Seventeenth Century Colonial America
The Hudson Area Library History Room, in collaboration with the Leisler Institute for the Study of Early New York History, Greenport Historical Society & the Gotham Center for New York City History, presents the latest in its Local History talks Thursday, March 21, 2019, 6-7:30pm: ‘Colonial New York’ and the World of Jacob Leisler by L. H. Roper. The talk focuses on seventeenth-century colonial New York and the Hudson River Valley in the context of the larger Atlantic World. On the subject of this talk, Professor Roper stated: “Where does the history of New York fit into the history of colonial America and where does the history of colonial America fit into the history of the wider world?
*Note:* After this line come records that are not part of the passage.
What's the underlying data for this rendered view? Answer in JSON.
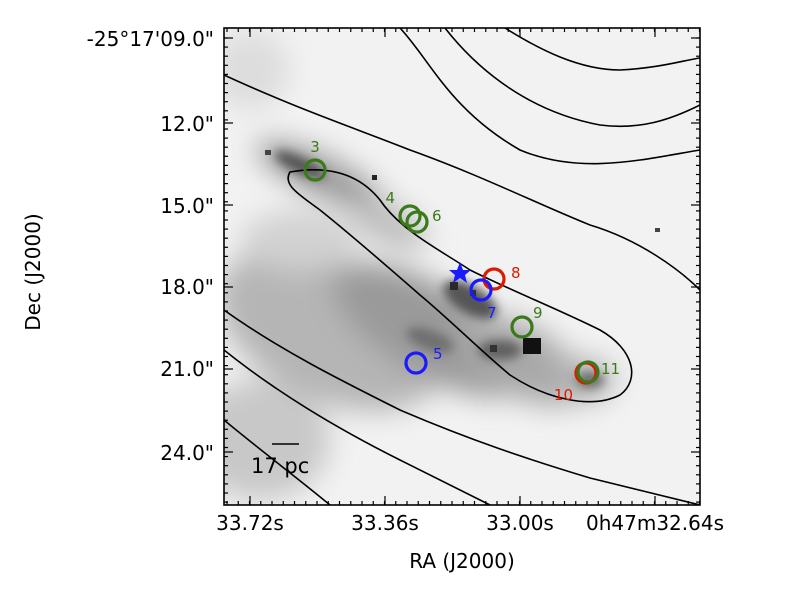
{
  "chart_data": {
    "type": "scatter",
    "title": "",
    "xlabel": "RA (J2000)",
    "ylabel": "Dec (J2000)",
    "x_tick_labels": [
      "33.72s",
      "33.36s",
      "33.00s",
      "0h47m32.64s"
    ],
    "y_tick_labels": [
      "-25°17'09.0\"",
      "12.0\"",
      "15.0\"",
      "18.0\"",
      "21.0\"",
      "24.0\""
    ],
    "scale_bar_label": "17 pc",
    "background": "greyscale image with black contours",
    "star_marker_color": "#1a1aff",
    "sources": [
      {
        "label": "3",
        "color": "#3a7a1a"
      },
      {
        "label": "4",
        "color": "#3a7a1a"
      },
      {
        "label": "6",
        "color": "#3a7a1a"
      },
      {
        "label": "8",
        "color": "#dd1a00"
      },
      {
        "label": "7",
        "color": "#1a1aff"
      },
      {
        "label": "9",
        "color": "#3a7a1a"
      },
      {
        "label": "5",
        "color": "#1a1aff"
      },
      {
        "label": "10",
        "color": "#dd1a00"
      },
      {
        "label": "11",
        "color": "#3a7a1a"
      }
    ]
  }
}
I will discuss the seventeenth-century European colonization of the greater Hudson Valley and what its history suggests about the character of early Americans.” Dr. David Voorhees, director of the Leisler Institute added, “We Americans…aren’t aware that what happened here is part of larger global movements.”
Lou Roper is Professor of History at the Department of History, State University of New York at New Paltz and is Co-General Editor of The Journal of Early American History. His latest books are Advancing Empire: English Interests and Overseas Expansion, 1613-1688 and his collection of essays, The Torrid Zone: Caribbean Colonization and Cultural Interaction in the Long Seventeenth Century. His studies at this time focus on the seventeenth-century slave trades and colonization of the area bounded by the Connecticut River and Chesapeake Bay.
A question and answer period and refreshments will follow the talk. For more information email email@example.com, call 518-828-1792 x101, or visit the main desk in the library.
The Jacob Leisler Institute for the Study of Early New York History is an independent, not-for-profit study and research center devoted to collecting, preserving, and disseminating information relating to colonial New York under English rule. In the years spanning 1664 to 1773, New York province’s diverse European settlements and Native American and African populations fused into a cosmopolitan colonial territory with ties throughout the Atlantic World. The Institute is unique in focusing on this under examined 109-year period in American history.
The Institute contains a collection of original, digital, and/or paper copies of primary source manuscripts, books, maps, and illustrative materials, as well as a library of secondary resources that provide scholarly context to the primary sources. The Jacob Leisler Institute is an open resource for both scholars and the interested public.